8. Scope of Practice will expand to nurse practitioners and physicians assistants. (P.A.’s can manage patient in hospice as an “attending physician” p 115).
9. Medicare Advantage plans will be invented to cut spending for services to 85% of Congressional fee schedules. This will lead to decreased physician compensation and less access to care for patients.(p 137)
10. Committees and unelected officials will artificially drive down Medicare spending and have power to drive down physician compensation. – The IMAC will be told to cut Medicare spending if it doesn’t’ meet certain thresholds for decelerating cost growth. (p 156) . The
”CMS INNOVATION CENTER” (p 90) will look for further cuts in Medicare spending. Secretary of HHS can cut rate of physician reimbursement artificially (p 112).
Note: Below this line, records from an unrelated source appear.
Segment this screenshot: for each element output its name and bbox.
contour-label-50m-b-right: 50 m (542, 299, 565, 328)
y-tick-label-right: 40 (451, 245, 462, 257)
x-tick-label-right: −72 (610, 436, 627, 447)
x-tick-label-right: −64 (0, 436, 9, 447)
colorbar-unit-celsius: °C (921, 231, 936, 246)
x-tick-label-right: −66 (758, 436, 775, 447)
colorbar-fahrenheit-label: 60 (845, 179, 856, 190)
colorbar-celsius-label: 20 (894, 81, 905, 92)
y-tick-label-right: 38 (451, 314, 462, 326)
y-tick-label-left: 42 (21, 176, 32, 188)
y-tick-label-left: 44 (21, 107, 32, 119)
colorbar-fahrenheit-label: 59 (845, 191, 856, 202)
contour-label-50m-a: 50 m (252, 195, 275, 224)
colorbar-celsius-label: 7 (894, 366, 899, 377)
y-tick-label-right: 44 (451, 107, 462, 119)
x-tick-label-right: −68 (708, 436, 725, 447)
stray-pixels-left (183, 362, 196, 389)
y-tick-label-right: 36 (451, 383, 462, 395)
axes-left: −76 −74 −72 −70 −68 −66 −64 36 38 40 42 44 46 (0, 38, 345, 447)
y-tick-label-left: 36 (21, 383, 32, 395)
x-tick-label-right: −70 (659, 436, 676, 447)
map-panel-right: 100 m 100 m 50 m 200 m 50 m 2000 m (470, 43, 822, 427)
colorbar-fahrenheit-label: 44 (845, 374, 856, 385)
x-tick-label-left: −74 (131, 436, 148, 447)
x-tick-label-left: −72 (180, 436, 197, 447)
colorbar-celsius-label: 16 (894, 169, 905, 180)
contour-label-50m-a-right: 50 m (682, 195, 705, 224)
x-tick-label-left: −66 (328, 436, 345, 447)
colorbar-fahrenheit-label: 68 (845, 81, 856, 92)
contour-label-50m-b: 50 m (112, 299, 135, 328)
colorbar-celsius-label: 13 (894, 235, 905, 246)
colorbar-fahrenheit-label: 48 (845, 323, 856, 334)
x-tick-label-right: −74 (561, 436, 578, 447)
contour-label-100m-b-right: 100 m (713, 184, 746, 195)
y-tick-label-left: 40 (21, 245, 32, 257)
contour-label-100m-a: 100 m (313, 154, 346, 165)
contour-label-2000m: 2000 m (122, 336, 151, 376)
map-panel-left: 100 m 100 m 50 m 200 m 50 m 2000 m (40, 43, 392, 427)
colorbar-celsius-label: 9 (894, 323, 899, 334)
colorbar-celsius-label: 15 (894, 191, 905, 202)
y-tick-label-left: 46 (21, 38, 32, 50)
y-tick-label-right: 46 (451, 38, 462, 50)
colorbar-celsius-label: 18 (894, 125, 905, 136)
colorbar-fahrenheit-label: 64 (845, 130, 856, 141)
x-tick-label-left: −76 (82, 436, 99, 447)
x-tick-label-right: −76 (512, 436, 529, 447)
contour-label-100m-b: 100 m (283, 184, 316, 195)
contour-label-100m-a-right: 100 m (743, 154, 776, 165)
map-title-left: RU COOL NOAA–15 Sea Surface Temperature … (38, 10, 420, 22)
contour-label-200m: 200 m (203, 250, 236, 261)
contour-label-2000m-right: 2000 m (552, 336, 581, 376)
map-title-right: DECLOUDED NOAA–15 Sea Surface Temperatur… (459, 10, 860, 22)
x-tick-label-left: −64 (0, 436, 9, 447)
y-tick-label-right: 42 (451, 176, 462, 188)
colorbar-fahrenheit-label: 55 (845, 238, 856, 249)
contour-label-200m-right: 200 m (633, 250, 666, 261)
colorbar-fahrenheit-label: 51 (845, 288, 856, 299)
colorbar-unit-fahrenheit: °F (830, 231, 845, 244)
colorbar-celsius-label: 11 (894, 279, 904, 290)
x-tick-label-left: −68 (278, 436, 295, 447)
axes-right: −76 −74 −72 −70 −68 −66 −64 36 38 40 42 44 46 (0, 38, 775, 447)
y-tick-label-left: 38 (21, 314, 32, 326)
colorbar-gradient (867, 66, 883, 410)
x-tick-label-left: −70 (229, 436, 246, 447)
11. Doctor-owned hospitals will be allowed to wither on the vine. (p175) Can’t add new OR’s, angio suites or procedure rooms (e.g. endoscopies) unless it meets stringent government requirements meant to serve their needs, not patient needs.
After reading through this bill, it is a wonder doctors will want to practice medicine any more – precisely the result desired by many central planners since it will reduce utilization. The only docs left will be those who dutifully comply with regulations and don’t mind rationing and practicing from a cookbook. As was stated by “Dr. Hendricks in Atlas Shrugged (paraphrasing) ‘ Doctors will have a gun held to their head and the patients will be working under the hands of a doc whose life has been throttled. The doctor who resents this will be dangerous, but not as dangerous as the ones who don’t resent it’.